Y in the compounds of the formula is a protecting group such as t-butoxycarbonyl (t-BOC), which can be subsequently removed by treatment with e.g. trifluoroacetic acid to form compounds of the general formula ' can be obtained. shows the reaction formula and the synthesis of protected amino acids and dipeptide intermediates, including alkylation,
The latter case involves peptide coupling techniques. In these reaction formulas (and),
CBZ−Cl is carbobenzyloxychloride, TOC−Cl is tosyl chloride, and BOC−
2 is di-t-butyl dicarbonate,
DCC is dicyclohexylcarbodiimide;
Z is carbobenzyloxy and TOS is p-
It is a toluenesulfonyl group. As shown in the reaction formula, suitably protected thiarisine and homothiarisine (m=3) are L-
It is prepared by alkylating cysteine with an acylaminohaloalkane. What is shown here uses an N-carbobenzyloxy protecting group on the amino function. The product obtained is further protected on the α-amino group using BOC-2. Coupling of these protected thiarisines or homothiarisines into proline esters or congeners thereof can be accomplished using various reagents such as dicyclohexylcarbodiimide, diphenylphosphorylazide, etc., as known to those skilled in the art. can. Dipeptides containing isomers of homothiarisine and bis-homothiaridine are synthesized as shown in the reaction scheme.
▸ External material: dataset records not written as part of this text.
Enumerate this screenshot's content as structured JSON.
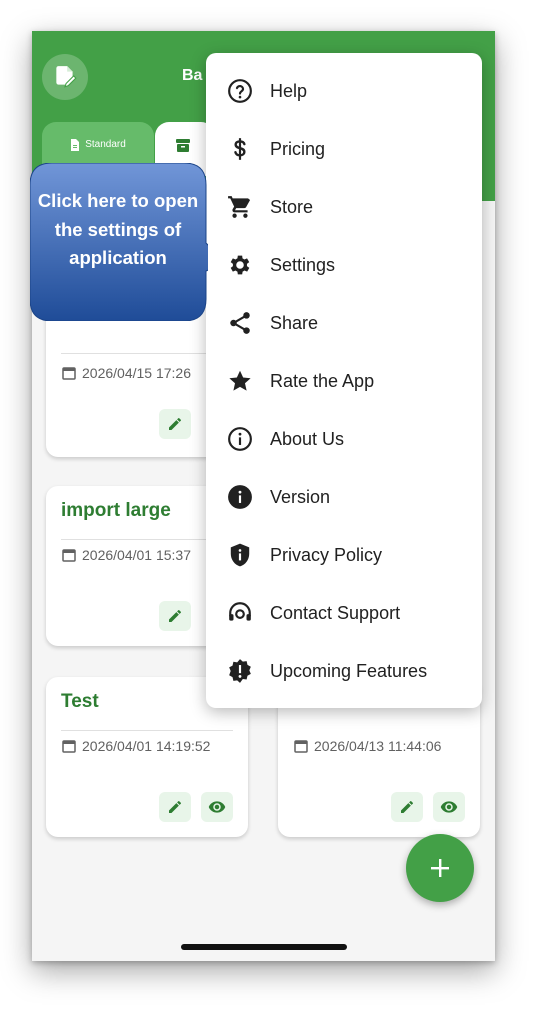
{
  "app": {
    "title_partial": "Ba"
  },
  "tabs": {
    "standard": "Standard"
  },
  "cards": [
    {
      "date": "2026/04/15 17:26"
    },
    {
      "title": "import large",
      "date": "2026/04/01 15:37"
    },
    {
      "title": "Test",
      "date": "2026/04/01 14:19:52"
    },
    {
      "date": "2026/04/13 11:44:06"
    }
  ],
  "menu": {
    "items": [
      {
        "label": "Help",
        "icon": "help-circle-icon"
      },
      {
        "label": "Pricing",
        "icon": "dollar-icon"
      },
      {
        "label": "Store",
        "icon": "cart-icon"
      },
      {
        "label": "Settings",
        "icon": "gear-icon"
      },
      {
        "label": "Share",
        "icon": "share-icon"
      },
      {
        "label": "Rate the App",
        "icon": "star-icon"
      },
      {
        "label": "About Us",
        "icon": "info-outline-icon"
      },
      {
        "label": "Version",
        "icon": "info-filled-icon"
      },
      {
        "label": "Privacy Policy",
        "icon": "shield-icon"
      },
      {
        "label": "Contact Support",
        "icon": "headset-icon"
      },
      {
        "label": "Upcoming Features",
        "icon": "new-badge-icon"
      }
    ]
  },
  "callout": {
    "text": "Click here to open the settings of application"
  },
  "colors": {
    "primary": "#43a047",
    "primary_dark": "#2e7d32",
    "callout_top": "#6f93d6",
    "callout_bottom": "#1f4c98"
  }
}
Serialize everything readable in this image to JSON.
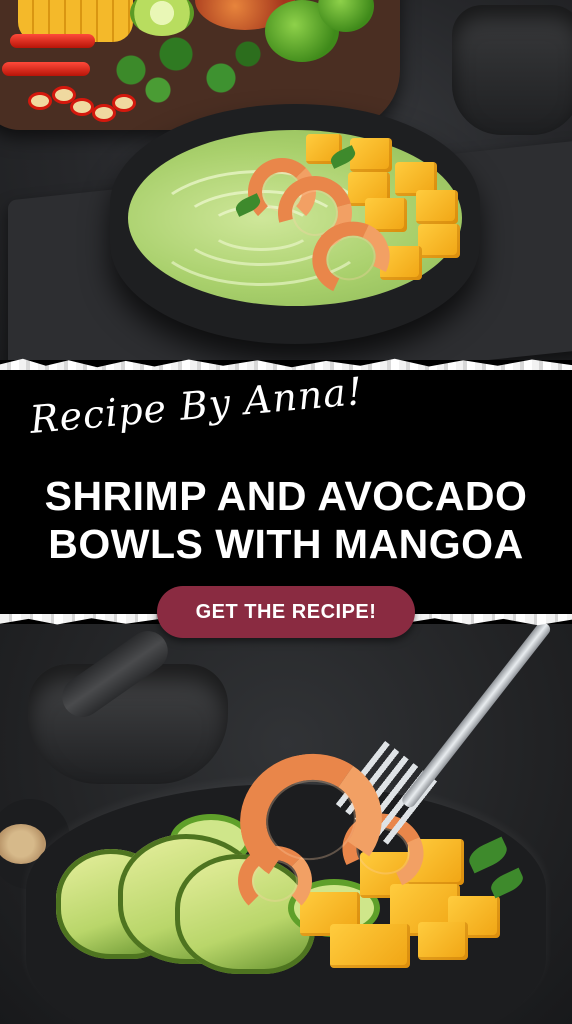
{
  "banner": {
    "byline": "Recipe By Anna!",
    "title_line1": "SHRIMP AND AVOCADO",
    "title_line2": "BOWLS WITH MANGOA",
    "cta_label": "GET THE RECIPE!"
  },
  "colors": {
    "banner_background": "#000000",
    "cta_background": "#8a2b41",
    "text": "#ffffff"
  },
  "images": {
    "top_photo": "shrimp-avocado-soup-bowl-with-mango",
    "bottom_photo": "shrimp-avocado-mango-bowl-with-fork"
  }
}
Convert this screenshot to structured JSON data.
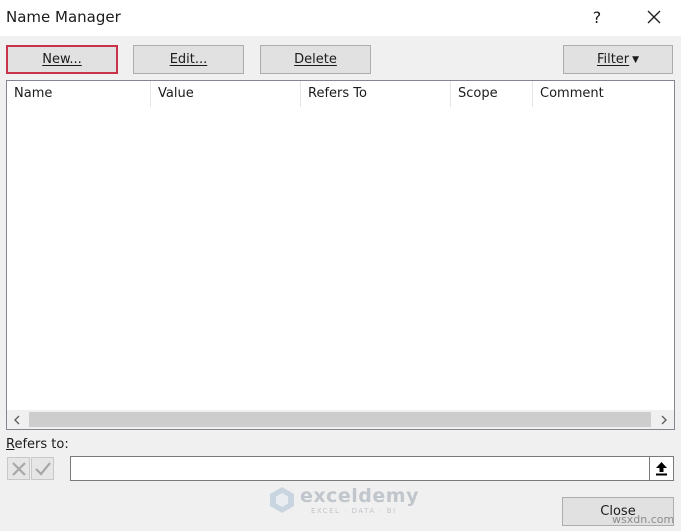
{
  "window": {
    "title": "Name Manager",
    "help_label": "?"
  },
  "toolbar": {
    "new_label": "New...",
    "edit_label": "Edit...",
    "delete_label": "Delete",
    "filter_label": "Filter",
    "filter_arrow": "▼"
  },
  "table": {
    "columns": [
      "Name",
      "Value",
      "Refers To",
      "Scope",
      "Comment"
    ],
    "rows": []
  },
  "scrollbar": {
    "left_arrow_icon": "chevron-left-icon",
    "right_arrow_icon": "chevron-right-icon"
  },
  "refers_to": {
    "label_first": "R",
    "label_rest": "efers to:",
    "value": ""
  },
  "footer": {
    "close_label": "Close"
  },
  "watermark": {
    "name": "exceldemy",
    "tagline": "EXCEL · DATA · BI",
    "credit": "wsxdn.com"
  },
  "colors": {
    "highlight_border": "#c8324b",
    "button_face": "#e1e1e1",
    "dialog_background": "#f0f0f0"
  }
}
The method used is the same as in the reaction scheme, except that L-cysteine is replaced by its homologue available as L-homocysteine thiolactone [H. Lindley.
Aust. of Chem. 12.296 (1959)]. Also indicated is the use of N-tosyl protecting groups. The reaction formula is a sulfoxide compound (X
=S→O) by treating the fully protected compound with m-chloroperbenzoic acid (MCPBA) and converting the product into a suitable acid such as trifluoroacetic acid (TFA).
The desired product is shown to be appropriately prepared by hydrolysis at room temperature with 30% HBr/HOAc, reductive alkylation and final deprotection with 30% HBr/HOAc. As shown in the reaction scheme, homooxalidine derivatives XI and XII are prepared from the synthesis of 2-amino-4-(2-aminoethoxy)butanoic acid X [JP
Scannell, et al., J. Antibiotics.29, 38 (1976)].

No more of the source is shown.